16 Pa. 110 | Pa. | 1851
The opinion of the court was delivered May 19, by
The argument of the counsel for the appellee is based on the erroneous assumption that the widow is placed in a class by herself, and as such entitled to the administration of the estate; and this would appear to have been the apprehension of the Register’s Court. The statute of 21 Hen. 8, c. 5, which, in relation to persons entitled to administration, is the same as the act of 1832, places the widow and next of kin on the same platform: 4 Watts 38, Ellmaker’s Appeal; Rob. Dig. 250. Under the construction given to that act, the ordinary or register in this State, grants administration of the effects of the husband to the widow, or next of kin, or he may grant it to either or both, at his discretion. If the widow renounces administration, it shall be granted to the children, or other next of kin, in preference to strangers or even to creditors. The discretion given to the register is limited to a selection from those asJcing, if competent, in each class in their order: Tol. 86; Wms. Ex’rs 246. When the widow renounces her right to administer, it is the duty of the register to select from the children, or next of kin, a person or persons competent to perform the duties of administration, preferring males to females. In making the choice among this class, doubtless, great respect ought to be paid to the recommendation of those persons who have the most interest in the assets, on the reasonable presumption that those who have the greatest interest to increase the estate, are most fit to advise as to the administration. Thus far the cases go, but no further. It has never been understood, as is contended, that the widow or next of kin, or both combined, having the greatest stake in the estate, can pass by any one of the children, or next of kin, competent and willing to take, and vest the appointment in a stranger.

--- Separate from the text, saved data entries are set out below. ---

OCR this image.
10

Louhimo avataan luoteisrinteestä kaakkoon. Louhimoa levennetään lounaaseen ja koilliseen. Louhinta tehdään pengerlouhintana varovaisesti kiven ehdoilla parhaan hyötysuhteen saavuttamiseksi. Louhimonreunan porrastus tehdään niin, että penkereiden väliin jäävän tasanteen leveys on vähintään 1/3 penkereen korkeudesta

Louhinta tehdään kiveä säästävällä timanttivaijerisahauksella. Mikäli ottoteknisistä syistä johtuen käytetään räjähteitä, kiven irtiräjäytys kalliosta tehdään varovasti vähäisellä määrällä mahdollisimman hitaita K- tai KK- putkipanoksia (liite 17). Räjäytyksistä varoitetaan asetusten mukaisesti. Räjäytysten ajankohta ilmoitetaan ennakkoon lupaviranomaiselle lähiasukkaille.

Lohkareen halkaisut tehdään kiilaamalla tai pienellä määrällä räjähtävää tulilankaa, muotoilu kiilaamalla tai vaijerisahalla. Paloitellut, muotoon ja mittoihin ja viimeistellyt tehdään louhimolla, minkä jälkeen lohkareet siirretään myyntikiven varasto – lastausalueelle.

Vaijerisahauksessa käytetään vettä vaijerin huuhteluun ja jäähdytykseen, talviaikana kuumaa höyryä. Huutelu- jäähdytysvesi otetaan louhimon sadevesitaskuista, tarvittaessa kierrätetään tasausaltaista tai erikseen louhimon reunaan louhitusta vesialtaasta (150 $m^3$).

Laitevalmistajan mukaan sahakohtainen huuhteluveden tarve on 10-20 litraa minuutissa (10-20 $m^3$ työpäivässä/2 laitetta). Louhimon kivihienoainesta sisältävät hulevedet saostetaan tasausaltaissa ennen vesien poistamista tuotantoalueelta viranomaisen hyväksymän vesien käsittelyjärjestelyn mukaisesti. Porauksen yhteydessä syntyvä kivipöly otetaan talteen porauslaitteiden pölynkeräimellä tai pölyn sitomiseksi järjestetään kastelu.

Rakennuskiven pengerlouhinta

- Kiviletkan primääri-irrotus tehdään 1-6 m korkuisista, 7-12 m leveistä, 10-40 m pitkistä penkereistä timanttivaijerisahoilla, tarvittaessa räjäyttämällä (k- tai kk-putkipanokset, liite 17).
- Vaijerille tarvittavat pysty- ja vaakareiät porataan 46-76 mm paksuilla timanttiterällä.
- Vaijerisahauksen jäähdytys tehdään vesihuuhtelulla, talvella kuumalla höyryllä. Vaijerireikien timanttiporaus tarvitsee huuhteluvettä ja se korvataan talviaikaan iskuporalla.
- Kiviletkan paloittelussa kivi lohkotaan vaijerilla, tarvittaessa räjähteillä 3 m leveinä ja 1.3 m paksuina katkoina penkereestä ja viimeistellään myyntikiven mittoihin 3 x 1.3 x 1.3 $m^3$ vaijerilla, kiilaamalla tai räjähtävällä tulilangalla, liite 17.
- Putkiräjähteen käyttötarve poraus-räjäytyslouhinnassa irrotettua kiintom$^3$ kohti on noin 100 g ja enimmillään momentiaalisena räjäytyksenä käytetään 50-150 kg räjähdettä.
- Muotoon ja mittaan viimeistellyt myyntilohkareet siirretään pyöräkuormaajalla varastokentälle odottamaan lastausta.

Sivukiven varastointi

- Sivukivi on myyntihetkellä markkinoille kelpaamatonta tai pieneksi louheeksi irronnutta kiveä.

But is the paper put in evidence to be viewed as an absolute or conditional, qualified renunciation of the widow and children ? We think the latter is the correct interpretation. It is a release of her right to the present administrators, and nothing more. It would not have been executed, as we are warranted in believing, except on the erroneous supposition that it conferred, the register assenting, on the persons in whom they put trust and confidence, an unimpeachable title to administer the assets. The widow released all her right and title to the' administration of the estate to James L. Jones and Samuel B. Thomas, and desired that administration be granted to the said James L. Jones and Samuel B. Thomas, her appointees. It is not an absolute, but qualified release or renunciation. It was, as we think, the obvious intention of the parties, to release on .condition that their appointees be permitted to settle the estate. Having attempted what they had no power to do, the whole instrument becomes inoperative, leaving the rights of the widow and the heirs, or next of kin, as before. Being then of opinion that letters of administration were improperly granted to the appellees, the same are hereby revoked. The proceedings are remitted to the register, with directions to grant letters of administration according to law, to the widow, or next of kin, to one or more of them, according to his best discretion.